In my post “Love Letter to Nikki/ Career Advice,” I suggested that successful (early career) representations of women who don’t fit into the tight strictures of appropriate womanhood — in that case, by playing a butch lesbian — is detrimental to a female actor’s star persona. Although it is impossible to quantify, I do think that there is some merit to my claim, and I will continue this argument by referring to a specific filmic regime.
Kaja Silverman, in her crucial work on feminist film theory, The Acoustic Mirror: the Female Voice in Psychoanalysis and Cinema, writes “It is curious… that the feminist critique of classical cinema has focused primarily on the image track and the construction of woman as object of the male gaze” (viii). Silverman is correct in her assertion that prior to The Acoustic Mirror, feminist film theory — largely following the work of Laura Mulvey — focused on the controlling visual mechanisms of the cinematic, or “male gaze.” This gaze has various components: the gaze of characters, the gaze of the camera (which is sometimes a proxy for the character gaze), and the gaze of the audience. Silverman continues: “It has somehow escaped theoretical attention that sexual difference is the effect of dominant cinema’s sound regime as well as its visual regime, and that the female voice is as relentlessly held to normative representations and functions as is the female body” (viii).
In an earlier post, “Timesqueer: POV editing,” I delineated the first meeting of Nicky (Robin Johnson) and Pammy (Trini Alvarado). This event, during which they first “lay eyes” on each other, obviously takes place within cinema’s visual regime, in the realm of “the gaze.” Following Silverman’s argument regarding the “sound regime,” we also have different voices — and more importantly, responses to them — in the cinema. The audience will hear and respond to a voice, and characters will also hear and respond to the voice of another character.
Several scenes after their first meeting, Pamela finally hears Nicky’s voice:
It is as if this has been withheld, the clear result of which is to heighten tension between the two characters. In the following scene, Nicky talks to Pammy, the first time we see one directly talk to the other. Pammy initiates this conversation with Nicky by calling her name — “Miss Marotta” and “Nicky!” — after which she can not respond verbally; her poem, recited aloud in Nicky’s head, does her “talking.” My main point here is that Pammy not only responds to Nicky’s corporeal presence — to her body — but also to her voice.
It is not only characters, but also the audience, who respond/s. Robin Johnson has a most distinctive voice; it was (and remains) one of the most commented upon aspects of Times Square. In fact, Johnson’s is one of the most distinctive voices in the cinema. It is a voice that is unexpected: it bespeaks a life lived well and hard (cf. the speaking voices of Suzi Quatro and Kim Deal)… but it comes from a 15 year old woman. This provokes a visceral response, one that we see in Pammy, and feel in ourselves. No matter how many times I watch Times Square, I still feel that physical thrill at hearing Robin Johnson’s voice.

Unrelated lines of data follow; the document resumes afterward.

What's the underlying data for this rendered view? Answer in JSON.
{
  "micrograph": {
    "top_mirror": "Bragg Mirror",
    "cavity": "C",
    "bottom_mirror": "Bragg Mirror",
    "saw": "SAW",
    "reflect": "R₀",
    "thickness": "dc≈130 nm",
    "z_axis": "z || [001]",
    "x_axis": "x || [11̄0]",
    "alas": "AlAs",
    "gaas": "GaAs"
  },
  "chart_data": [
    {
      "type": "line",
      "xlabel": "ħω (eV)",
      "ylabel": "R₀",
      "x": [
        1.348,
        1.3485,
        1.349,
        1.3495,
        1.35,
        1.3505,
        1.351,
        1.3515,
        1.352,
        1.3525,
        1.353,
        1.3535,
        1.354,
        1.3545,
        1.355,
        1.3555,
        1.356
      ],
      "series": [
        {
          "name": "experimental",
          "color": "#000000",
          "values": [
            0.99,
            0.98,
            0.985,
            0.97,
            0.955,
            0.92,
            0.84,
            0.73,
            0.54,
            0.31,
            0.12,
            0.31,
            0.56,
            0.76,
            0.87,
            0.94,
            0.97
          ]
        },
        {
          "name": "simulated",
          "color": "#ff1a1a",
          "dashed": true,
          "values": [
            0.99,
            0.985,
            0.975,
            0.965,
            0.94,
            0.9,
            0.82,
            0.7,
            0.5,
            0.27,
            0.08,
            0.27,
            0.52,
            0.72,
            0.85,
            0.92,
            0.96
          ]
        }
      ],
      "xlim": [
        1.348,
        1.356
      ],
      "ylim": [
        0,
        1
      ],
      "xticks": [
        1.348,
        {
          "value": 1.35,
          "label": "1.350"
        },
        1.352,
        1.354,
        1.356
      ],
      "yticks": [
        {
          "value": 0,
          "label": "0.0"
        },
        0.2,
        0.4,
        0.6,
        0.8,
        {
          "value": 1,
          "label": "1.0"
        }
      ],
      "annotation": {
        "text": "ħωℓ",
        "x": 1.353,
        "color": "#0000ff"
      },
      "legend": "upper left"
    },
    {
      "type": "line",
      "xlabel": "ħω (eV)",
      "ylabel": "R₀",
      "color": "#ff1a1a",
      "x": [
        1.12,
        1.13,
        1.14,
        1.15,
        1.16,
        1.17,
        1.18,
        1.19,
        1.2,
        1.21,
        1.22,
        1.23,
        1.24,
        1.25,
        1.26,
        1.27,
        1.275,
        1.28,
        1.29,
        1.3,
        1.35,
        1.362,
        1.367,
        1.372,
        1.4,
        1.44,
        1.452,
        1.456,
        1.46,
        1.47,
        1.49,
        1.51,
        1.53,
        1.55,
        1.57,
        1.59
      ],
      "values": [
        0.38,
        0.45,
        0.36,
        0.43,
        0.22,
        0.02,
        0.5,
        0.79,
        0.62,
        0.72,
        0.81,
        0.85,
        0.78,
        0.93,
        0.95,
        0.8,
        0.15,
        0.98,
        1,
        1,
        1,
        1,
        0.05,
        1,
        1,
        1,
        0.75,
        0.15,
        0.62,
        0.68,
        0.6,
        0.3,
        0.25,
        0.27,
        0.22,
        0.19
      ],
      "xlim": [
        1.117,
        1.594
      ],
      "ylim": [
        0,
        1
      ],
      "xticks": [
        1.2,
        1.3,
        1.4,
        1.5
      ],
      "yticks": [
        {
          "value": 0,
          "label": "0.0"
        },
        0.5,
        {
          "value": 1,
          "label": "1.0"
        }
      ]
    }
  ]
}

Here is Sister DebMac‘s description of Robin Johnson as Darcy Dekker on Guiding Light (1984):“I remember the first moment she appeared like it was yesterday. I was lying on my bed, sort of dozing, listening to the show and I heard THAT voice. I was instantly awake because it freaked me out! I grabbed a tape as fast as I could. . . . I was raised on GL and to have Robin Freakin’ Johnson of all people just show up there was like God was listening to me or something. . . . Can you imagine? I was there in front of the tube religiously every day from then on, just waiting for those Darcy scenes.”
I don’t know if Johnson faced pressure to change her remarkable voice while working as an actor, but I’d be surprised if she didn’t. Mainstream film, media, and, well, society polices the bounds of appropriate gender, removing or producing rough edges as required. Thankfully, Johnson retained her unique voice throughout her acting career. In the Anchor Bay DVD commentary (2000), it is somewhat tempered; it has the frisson of honey on gravel. The RobinJohnson.net analysis of the commentary proposes people that Johnson might sound like — Janeane Garafalo, Jodie Foster — but to me, she only sounds like Robin Johnson.
For it is a voice you will remember, that will haunt your dreams. After your beloved’s face has faded, you will awaken to their voice; you will see them in the body of another, but know them by their voice.
You can’t touch a voice, but you can feel it flow through your body. Like music, it is visceral; you feel it in a way you can’t feel a face or the image of a body. Saxophonist Joshua Redman has said that John Coltrane’s A Love Supreme is “one of the first records I ever heard and I hope it’s the last record I ever hear.” Similarly, Carlos Santana states that A Love Supreme‘s introduction is “like the gates of heaven opening. In fact, when I die, if I don’t hear A Love Supreme, I’ll turn back; I’ll know I’m in the wrong place.” When I die, I want to hear this:
And I will know it’s been a life, lived well and hard, and no turning back.